Atlas Shrugged Relevant for Modern Times

The following article originally was published September 14, 2009, in the Longmont Times-Call.

Atlas Shrugged relevant for modern times

by Ari Armstrong

“Who is John Galt?” Atlas Shrugged, Ayn Rand’s novel first published in 1957, is more relevant than ever. Modern political interventions from the bailouts to health controls mirror events of the book, and the novel reveals innovative moral themes behind the politics.

In response to heightened interest in Rand’s answers to today’s moral and political crises, a local group that promotes Rand’s philosophy, Front Range Objectivism, is sponsoring a twenty-week Atlas Shrugged reading group in Longmont starting October 1.

Sales of the novel have surged, surpassing 300,000 copies in the first half of this year, a 250 percent increase over the same period last year. The novel has been discussed recently by media ranging from the New York Times and National Public Radio to Rush Limbaugh.

John Allison, who turned BB&T bank into a stable and profitable powerhouse, has credited Rand’s ideas for some of his success and called Atlas Shrugged “the best defense of capitalism ever written.”

Meanwhile, respected philosophers such as Tara Smith forge bright new paths in moral theory and other fields based on Rand’s work.

What is it about Atlas Shrugged that draws continued interest?

While the novel features detailed treatment of complex moral and political ideas, including a challenging speech by the story’s hero, it is first a classic work of literature.

Rand draws rich, psychologically complex characters, including great champions of industry and the arts as well as despicable villains.
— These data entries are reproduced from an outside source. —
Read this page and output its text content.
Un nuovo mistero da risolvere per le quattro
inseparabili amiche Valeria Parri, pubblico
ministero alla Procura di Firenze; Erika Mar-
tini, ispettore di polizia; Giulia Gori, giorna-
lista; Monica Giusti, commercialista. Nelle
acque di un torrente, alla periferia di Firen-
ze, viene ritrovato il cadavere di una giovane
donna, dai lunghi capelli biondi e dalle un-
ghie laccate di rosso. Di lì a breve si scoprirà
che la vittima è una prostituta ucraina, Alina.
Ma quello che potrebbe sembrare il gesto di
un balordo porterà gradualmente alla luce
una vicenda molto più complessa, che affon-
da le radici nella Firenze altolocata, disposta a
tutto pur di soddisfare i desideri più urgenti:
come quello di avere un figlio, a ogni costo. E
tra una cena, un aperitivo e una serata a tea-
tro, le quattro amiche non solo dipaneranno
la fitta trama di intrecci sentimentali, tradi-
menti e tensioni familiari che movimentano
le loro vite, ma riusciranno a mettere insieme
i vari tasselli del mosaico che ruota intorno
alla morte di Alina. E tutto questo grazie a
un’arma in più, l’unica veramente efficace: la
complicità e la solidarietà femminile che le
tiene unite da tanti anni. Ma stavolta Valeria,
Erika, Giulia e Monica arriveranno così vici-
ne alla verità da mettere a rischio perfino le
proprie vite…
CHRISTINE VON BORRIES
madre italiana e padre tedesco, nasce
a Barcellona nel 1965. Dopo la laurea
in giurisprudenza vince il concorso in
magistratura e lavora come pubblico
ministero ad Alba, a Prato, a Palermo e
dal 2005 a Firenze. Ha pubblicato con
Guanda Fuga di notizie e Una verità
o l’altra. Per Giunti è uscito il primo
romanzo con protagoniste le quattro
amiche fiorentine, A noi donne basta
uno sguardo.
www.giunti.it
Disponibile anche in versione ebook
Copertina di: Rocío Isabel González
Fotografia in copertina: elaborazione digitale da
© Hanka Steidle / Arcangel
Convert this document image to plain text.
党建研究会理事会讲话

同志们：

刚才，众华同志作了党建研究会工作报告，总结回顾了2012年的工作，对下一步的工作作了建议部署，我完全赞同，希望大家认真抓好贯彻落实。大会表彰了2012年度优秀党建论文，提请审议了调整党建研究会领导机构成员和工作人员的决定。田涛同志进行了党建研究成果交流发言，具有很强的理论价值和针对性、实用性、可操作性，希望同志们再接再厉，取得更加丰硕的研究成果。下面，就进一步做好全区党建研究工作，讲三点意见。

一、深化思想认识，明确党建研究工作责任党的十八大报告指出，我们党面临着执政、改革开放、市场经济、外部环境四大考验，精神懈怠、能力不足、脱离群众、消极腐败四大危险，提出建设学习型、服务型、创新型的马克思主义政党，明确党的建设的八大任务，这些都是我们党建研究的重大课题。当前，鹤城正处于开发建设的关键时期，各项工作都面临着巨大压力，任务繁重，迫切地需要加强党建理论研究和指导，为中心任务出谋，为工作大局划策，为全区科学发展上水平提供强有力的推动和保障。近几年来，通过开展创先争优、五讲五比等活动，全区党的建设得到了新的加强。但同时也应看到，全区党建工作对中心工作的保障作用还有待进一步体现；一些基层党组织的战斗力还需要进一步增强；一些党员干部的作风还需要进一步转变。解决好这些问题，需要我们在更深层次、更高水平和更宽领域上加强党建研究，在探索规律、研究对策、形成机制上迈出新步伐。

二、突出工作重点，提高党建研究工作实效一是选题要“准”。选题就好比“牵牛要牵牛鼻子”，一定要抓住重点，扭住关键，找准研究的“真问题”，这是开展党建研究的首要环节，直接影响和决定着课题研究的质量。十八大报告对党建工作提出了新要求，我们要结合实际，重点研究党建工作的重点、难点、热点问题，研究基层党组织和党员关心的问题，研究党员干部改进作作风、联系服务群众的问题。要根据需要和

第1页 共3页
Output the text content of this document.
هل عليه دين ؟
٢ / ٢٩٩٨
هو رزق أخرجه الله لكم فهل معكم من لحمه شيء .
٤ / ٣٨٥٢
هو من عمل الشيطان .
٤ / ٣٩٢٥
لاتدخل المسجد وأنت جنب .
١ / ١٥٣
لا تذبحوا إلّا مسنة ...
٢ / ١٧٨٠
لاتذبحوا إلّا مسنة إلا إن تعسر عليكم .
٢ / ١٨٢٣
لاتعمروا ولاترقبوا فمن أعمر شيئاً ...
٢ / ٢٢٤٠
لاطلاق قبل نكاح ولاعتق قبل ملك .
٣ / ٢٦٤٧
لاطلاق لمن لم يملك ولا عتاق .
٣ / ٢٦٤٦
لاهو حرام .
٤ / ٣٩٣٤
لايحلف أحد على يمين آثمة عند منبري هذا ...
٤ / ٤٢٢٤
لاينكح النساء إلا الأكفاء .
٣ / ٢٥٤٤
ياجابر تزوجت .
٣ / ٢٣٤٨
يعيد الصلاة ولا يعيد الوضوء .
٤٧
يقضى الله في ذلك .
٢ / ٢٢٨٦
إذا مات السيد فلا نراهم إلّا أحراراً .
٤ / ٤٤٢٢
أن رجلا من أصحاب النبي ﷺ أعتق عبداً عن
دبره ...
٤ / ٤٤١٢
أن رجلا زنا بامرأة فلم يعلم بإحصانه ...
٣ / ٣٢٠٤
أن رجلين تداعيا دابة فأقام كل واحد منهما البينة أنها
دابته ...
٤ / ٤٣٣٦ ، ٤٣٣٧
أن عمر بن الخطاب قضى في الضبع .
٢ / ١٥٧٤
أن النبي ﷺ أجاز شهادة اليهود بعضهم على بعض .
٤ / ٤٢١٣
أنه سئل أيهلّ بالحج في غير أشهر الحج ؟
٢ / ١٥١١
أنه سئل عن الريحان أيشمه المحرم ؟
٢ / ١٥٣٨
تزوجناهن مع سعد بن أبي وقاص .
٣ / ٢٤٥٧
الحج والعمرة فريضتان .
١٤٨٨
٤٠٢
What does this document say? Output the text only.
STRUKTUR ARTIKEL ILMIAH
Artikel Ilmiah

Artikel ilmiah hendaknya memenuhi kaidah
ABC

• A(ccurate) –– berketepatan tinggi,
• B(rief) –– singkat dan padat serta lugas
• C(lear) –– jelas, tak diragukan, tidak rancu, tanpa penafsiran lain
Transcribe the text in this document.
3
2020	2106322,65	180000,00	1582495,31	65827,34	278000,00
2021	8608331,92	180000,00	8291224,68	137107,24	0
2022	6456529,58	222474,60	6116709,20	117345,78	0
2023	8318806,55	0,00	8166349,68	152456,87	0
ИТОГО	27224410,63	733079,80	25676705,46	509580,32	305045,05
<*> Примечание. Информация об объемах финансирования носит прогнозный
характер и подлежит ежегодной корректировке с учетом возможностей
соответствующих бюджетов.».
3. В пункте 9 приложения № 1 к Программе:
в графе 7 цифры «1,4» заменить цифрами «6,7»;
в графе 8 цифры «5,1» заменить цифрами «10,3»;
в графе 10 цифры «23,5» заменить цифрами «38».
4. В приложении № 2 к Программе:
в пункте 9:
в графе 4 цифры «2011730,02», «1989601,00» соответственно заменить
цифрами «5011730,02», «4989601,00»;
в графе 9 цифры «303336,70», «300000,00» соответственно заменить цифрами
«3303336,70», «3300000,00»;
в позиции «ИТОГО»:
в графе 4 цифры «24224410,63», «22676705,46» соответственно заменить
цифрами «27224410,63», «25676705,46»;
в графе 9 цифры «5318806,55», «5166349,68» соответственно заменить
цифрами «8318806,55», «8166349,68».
Which reader can forget the driven railroad executive, Dagny Taggart, or her passionate affair with steel titan Hank Rearden? Or Dagny’s manipulative brother James? Or the struggle of James’s virtuous wife Cheryl to understand her husband’s viciousness? Or the three students and their beloved professor who vow to “stop the motor of the world” until its producers can work on their own terms?

On one level, Atlas Shrugged is about politics. Interventions such as Troubled Asset Relief, General Motors, “cash for clunkers,” numerous offices of czars, and pending legislation on energy and health reflect the political controls of industry chronicled in the novel.

Rand eloquently makes the case that the proper purpose of government is to protect individual rights, including rights to control one’s resources and exchange goods and services with others voluntarily. Government should protect us against force and fraud and otherwise leave us free to pursue our business.

Yet Rand advocates much more than free markets. She explains why we need economic liberty to live successfully. We produce the things we need to advance our lives through reason, by understanding reality and then acting in the world to achieve our values. Houses, computers, foods, medical treatments, automobiles: all are produced by applying one’s knowledge to the task of living well.

Reason requires freedom. One must be free to look independently at reality and pursue knowledge, wherever it may lead. To the degree that some resort to force, they shut down reason and impede productive advancement. To live as beings of reason, we must achieve political and economic freedom and a world in which people interact through persuasion, not force.

Rand pushes ever deeper, exploring the foundations of value. Rand’s heroes are driven by a love of existence — a passion to understand the world around them and live successfully in it. It is ultimately this commitment to living that grounds all values, Rand’s heroes discover.

The villains of the novel, on the other hand, seek to block out and obscure their knowledge, cheat reality, and ultimately abdicate their responsibility to pursue their lives.

Several participants of a summer reading group commented that, though they’d read Atlas Shrugged before, reading and discussing it in greater detail almost turned it into a new novel. It is a long book with a complex plot and set of ideas. The heroes develop over many pages and story-months, so Rand’s meaning is not always obvious.

If you have never read Atlas Shrugged, now is the perfect time. If you have read it before, consider returning to the novel to mine its riches. It is a work capable of changing its reader — and the world.